Friday, January 4, 2008

Challenging ethics dogma; ethics of discharging opioid addicts; Pal-Pourri

1)

Some of you may have read “Salon,” a new monthly opinion column in Canadian Medical Association Journal (CMAJ). At least some of them appear to be intentionally provocative. This month’s is a case in point. “Biothethics? A Grand Idea” pretty much lambasts the basis of modern medical ethics in North America as an invention of “medical amateurs” and based on “simplistic readings of enlightenment philosophers.” The author, a bioethicist, has “never found the standard principles of bioethics useful in my work.”

Specifically, the crown jewels of autonomy & self determination are pretty much fictions. We are social creatures and cannot separate the individual from family, community, and medical institutions. Self determination is based on knowledge and knowledge on experience. How can a patient practice meaningful self determination when s/he cannot truly understand the choices to be made? Beneficence? You can almost hear the “Oh, pu-leeze!” “Bioethics is mostly a rationale for institutional objectives rather than patient desires and needs.”

This one-page article is adapted from the author’s longer article (which I haven’t read), “Bioethics as Ideology: Conditional and Unconditional Values” in Journal of Medicine & Philosophy. Of necessity, then, it is an oversimplification. If you are up for a challenge of your basic ethical training or assumptions, this sounds like an interesting read. The author doesn't want to jettison bioethics. He just thinks it needs to be reborn.

2)
Here’s one from our recurring substance abuse theme: Peggy Compton, a nurse researcher and addictionologist, has written a commentary for Pain Treatment Topics on the ethics and practical effect of discharging patients prescribed opioids who show signs of substance abuse. For those unfamiliar with the issue: there are some (many?) pain practices that essentially have a zero tolerance policy for "aberrant" drug-related behaviors. They are sometimes referred to as "One Strike Policies." Noncompliance with a treatment plan or opioid "contract" or behaviors that appear on a list of "aberrant behaviors" is regarded as prima facie evidence of "addiction." The knee-jerk reaction is too often to stop prescribing opioids and refer the patient elsewhere--in other words, to discharge the patient.
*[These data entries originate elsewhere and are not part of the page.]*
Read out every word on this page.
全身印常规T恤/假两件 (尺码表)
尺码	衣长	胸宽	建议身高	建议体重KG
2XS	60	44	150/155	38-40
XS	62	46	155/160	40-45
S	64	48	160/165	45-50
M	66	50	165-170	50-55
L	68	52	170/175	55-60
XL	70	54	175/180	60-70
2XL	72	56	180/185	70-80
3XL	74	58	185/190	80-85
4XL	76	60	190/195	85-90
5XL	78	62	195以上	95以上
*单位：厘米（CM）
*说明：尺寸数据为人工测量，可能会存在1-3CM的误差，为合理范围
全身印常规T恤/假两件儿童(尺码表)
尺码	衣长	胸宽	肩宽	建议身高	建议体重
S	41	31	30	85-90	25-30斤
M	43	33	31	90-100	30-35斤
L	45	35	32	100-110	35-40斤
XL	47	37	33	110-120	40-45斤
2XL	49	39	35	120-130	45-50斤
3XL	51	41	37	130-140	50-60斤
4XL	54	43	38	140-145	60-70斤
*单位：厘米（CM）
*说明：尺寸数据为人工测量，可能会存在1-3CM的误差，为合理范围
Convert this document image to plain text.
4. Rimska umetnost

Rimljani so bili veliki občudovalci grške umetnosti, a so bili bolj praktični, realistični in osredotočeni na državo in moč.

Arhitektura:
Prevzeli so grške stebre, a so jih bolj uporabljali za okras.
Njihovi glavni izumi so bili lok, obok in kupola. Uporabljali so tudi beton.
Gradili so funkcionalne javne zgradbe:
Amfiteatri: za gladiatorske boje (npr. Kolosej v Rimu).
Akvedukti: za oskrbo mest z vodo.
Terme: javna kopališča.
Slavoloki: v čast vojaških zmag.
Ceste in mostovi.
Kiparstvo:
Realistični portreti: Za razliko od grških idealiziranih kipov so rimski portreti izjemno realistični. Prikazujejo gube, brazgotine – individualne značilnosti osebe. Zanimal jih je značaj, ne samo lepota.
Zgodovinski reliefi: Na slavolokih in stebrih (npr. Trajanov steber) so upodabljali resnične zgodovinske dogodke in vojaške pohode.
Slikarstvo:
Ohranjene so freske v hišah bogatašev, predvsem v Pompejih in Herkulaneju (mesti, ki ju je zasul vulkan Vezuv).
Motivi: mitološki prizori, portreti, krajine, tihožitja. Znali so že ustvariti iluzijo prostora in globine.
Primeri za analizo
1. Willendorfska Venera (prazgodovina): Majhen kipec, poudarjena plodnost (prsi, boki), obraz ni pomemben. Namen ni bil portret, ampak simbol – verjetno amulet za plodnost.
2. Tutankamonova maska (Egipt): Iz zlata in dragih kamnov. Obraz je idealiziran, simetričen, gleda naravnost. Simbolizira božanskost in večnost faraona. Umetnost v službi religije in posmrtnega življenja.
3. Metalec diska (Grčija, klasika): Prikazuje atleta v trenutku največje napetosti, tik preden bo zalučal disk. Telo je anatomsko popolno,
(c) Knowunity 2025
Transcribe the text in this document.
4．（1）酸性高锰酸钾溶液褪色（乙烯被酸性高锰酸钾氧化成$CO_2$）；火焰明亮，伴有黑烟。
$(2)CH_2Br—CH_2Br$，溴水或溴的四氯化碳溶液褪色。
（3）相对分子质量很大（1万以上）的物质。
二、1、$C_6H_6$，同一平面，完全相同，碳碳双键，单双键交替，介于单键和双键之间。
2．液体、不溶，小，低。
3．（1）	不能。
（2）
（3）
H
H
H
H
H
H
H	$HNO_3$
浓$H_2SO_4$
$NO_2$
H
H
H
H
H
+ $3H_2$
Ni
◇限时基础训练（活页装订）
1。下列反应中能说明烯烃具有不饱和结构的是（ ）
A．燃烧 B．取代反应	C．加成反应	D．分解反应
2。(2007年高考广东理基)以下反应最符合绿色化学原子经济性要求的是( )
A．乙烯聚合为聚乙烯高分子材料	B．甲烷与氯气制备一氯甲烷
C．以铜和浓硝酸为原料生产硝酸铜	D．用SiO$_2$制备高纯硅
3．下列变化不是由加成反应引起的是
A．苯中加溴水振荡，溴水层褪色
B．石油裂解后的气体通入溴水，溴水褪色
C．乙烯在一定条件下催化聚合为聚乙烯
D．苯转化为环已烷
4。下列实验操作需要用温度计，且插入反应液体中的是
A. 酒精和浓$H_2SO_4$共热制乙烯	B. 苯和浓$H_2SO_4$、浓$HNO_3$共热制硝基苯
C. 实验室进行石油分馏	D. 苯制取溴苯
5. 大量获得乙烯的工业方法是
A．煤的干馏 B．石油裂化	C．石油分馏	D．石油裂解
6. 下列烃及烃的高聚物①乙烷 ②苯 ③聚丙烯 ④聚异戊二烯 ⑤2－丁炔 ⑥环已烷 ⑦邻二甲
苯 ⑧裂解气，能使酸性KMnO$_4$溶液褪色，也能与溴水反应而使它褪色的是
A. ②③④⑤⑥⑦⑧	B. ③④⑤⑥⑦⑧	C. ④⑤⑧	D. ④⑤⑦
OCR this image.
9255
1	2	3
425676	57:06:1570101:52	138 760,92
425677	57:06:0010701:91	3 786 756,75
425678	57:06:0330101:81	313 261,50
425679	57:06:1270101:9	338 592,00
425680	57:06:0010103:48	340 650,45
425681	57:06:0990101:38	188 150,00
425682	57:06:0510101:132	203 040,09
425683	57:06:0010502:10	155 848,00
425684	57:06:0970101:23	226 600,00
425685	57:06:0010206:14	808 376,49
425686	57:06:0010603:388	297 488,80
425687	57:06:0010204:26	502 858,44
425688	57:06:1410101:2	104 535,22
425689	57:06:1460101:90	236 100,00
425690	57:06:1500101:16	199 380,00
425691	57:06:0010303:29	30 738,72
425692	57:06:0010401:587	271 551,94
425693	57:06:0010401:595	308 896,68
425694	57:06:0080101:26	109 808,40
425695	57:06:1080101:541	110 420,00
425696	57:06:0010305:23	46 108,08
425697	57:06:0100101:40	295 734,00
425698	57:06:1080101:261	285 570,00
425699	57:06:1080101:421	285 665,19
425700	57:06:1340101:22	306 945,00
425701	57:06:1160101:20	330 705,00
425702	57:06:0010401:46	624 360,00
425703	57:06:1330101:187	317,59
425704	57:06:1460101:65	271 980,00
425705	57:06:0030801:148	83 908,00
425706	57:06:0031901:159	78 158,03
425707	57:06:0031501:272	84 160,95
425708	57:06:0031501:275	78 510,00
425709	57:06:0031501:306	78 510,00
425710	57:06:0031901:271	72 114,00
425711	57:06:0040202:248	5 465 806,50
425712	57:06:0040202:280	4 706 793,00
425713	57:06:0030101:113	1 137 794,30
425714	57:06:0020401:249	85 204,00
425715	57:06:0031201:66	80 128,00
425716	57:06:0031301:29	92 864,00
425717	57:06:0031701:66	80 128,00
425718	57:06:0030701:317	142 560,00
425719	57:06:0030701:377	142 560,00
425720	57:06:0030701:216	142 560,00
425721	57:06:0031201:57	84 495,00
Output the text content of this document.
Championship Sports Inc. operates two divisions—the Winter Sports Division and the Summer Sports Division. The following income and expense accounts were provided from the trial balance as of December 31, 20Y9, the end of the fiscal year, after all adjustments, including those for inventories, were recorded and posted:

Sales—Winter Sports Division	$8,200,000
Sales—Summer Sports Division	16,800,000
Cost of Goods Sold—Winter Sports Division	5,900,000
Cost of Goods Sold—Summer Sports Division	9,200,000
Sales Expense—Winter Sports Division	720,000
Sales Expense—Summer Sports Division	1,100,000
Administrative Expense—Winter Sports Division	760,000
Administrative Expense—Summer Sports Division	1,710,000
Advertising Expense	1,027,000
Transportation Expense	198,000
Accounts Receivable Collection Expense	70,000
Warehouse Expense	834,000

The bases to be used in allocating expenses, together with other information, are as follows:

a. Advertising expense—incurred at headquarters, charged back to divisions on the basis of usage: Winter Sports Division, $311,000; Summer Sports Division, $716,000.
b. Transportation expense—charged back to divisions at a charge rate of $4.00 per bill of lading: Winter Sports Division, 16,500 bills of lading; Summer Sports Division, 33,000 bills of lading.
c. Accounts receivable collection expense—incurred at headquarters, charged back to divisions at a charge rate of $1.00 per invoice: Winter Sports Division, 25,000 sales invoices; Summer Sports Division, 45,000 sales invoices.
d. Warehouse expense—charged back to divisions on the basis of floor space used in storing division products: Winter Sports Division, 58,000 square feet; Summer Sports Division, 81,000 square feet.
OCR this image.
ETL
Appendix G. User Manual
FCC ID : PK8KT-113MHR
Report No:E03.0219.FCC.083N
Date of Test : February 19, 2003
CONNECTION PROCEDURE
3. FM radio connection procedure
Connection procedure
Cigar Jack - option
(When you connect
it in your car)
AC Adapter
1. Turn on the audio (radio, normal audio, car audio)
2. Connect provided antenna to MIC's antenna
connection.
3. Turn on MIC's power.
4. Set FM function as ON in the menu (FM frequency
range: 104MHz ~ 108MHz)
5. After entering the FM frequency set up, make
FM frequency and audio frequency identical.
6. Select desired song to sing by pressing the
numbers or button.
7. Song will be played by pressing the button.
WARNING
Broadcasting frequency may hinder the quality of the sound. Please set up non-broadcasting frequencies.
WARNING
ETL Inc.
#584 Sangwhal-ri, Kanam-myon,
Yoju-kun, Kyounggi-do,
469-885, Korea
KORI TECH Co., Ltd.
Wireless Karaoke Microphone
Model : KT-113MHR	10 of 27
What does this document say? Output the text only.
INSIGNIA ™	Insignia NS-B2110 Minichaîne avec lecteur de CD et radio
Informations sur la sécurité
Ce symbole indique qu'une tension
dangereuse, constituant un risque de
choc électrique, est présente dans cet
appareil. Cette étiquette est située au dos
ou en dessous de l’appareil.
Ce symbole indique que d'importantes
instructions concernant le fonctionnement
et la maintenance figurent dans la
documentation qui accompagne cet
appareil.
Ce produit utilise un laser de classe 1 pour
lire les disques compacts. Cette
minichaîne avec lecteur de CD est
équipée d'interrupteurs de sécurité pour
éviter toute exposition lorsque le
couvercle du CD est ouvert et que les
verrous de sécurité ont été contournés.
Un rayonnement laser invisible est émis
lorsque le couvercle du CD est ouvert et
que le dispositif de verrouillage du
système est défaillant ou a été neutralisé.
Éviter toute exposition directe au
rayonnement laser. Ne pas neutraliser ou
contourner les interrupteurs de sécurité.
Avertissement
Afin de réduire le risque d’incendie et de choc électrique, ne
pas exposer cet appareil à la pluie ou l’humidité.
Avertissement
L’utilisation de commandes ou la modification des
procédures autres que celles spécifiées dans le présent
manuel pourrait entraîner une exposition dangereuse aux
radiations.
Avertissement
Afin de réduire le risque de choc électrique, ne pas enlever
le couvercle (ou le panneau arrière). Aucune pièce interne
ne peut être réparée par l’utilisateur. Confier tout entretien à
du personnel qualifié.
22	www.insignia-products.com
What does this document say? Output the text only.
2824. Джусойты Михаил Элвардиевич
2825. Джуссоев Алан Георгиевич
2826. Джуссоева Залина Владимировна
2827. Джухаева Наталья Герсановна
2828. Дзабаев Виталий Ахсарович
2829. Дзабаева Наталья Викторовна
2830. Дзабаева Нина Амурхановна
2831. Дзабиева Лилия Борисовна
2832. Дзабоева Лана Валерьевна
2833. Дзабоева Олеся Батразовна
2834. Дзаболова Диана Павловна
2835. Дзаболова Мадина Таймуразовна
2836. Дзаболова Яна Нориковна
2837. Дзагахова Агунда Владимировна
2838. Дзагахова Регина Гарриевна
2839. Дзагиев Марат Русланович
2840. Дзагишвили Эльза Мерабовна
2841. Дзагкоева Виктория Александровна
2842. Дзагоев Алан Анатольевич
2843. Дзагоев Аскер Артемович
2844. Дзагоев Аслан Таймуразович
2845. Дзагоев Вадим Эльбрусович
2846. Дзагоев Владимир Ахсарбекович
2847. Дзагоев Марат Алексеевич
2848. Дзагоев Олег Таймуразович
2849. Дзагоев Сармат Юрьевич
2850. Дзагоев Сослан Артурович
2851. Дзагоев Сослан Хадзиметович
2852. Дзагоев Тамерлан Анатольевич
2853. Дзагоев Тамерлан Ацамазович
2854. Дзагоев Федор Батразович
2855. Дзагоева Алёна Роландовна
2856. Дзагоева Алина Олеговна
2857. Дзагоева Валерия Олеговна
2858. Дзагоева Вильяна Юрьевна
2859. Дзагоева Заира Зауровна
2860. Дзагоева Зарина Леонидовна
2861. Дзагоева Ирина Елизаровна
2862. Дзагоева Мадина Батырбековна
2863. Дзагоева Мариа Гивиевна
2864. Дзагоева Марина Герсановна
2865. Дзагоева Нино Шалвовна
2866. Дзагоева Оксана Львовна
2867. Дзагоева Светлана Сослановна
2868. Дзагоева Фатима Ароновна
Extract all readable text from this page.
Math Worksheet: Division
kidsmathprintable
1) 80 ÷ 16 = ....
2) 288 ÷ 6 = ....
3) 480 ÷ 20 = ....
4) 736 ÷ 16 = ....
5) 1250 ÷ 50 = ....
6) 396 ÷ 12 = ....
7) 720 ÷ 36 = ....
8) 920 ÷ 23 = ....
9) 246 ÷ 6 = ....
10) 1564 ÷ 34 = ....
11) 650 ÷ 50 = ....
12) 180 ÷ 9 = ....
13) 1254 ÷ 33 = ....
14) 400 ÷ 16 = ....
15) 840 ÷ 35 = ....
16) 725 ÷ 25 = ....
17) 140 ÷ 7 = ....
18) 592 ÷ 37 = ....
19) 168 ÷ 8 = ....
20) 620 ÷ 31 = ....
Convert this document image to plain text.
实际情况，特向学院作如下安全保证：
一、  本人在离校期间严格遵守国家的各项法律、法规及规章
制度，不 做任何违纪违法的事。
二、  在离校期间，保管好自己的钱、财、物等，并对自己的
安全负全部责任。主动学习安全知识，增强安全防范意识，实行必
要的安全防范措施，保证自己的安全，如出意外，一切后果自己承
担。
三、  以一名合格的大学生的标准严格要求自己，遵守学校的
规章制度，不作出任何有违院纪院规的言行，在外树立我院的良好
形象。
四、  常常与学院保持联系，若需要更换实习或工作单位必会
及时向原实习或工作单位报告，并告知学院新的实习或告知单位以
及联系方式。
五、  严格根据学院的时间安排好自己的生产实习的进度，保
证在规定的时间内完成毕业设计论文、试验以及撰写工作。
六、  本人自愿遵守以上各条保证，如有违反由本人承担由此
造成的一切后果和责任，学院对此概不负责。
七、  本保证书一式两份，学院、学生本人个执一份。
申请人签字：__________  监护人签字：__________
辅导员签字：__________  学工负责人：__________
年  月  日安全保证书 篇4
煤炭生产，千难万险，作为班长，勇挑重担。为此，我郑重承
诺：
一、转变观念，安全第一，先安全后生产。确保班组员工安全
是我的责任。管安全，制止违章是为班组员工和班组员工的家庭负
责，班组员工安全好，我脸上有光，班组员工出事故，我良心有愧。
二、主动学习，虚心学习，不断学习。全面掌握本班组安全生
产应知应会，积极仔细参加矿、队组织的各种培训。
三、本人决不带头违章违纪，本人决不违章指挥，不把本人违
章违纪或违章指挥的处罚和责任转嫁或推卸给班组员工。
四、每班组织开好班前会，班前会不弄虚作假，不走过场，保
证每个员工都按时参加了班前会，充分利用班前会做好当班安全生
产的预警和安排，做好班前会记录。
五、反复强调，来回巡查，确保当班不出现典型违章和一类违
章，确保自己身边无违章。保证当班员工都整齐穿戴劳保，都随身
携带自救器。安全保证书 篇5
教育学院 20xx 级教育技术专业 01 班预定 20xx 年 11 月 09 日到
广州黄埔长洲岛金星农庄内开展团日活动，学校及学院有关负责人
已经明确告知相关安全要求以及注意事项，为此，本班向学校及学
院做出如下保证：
Compton's thesis is that pain and substance abuse/addiction need to be treated simultaneously. The two disorders are chronic diseases that play out in context with each other. Primary care, pain, and psychiatry/addiction treatment partnerships are the optimal team approach. If the patient is discharged for noncompliance or aberrant behavior, neither the pain nor the addiction will be appropriately addressed. Practical approaches are discussed. This approach is not unique to Compton, but it is the first article I have seen to focus on this one topic.

Pain Treatment Topics is an excellent source of information on pain of all types. Almost all resources listed are readily accessible. Some, like Compton’s commentary, are exclusive to this site. Pain Treatment Topics has just announced the launch of a new section on pain in palliative care. So far it is light on content, but I assume that the thoroughness with which other subtopics are treated will be continued with this one.

Compton has also just published an article on urine toxicology in chronic opioid analgesic therapy.
Herbal and Dietary Supplement-Drug Interactions in Patients with Chronic Illnesses--American Family Physician.

The Nov/Dec issue of Journal of Hospital Medicine (a new journal for hospitalists entering its 2nd year) has several articles of interest to palliativists (to use Christian’s term).

OK, I know we don’t usually highlight stuff in palliative care journals, but . . . Have any of our readers used the Mini-Suffering State Scale? It was developed in Israel and used to assess and prognosticate survival in advanced dementia. A new study in American Journal of Hospice and Palliative Medicine uses it with advanced cancer patients. The authors report that it can be potentially used to prognosticate survival and anticipated level of care.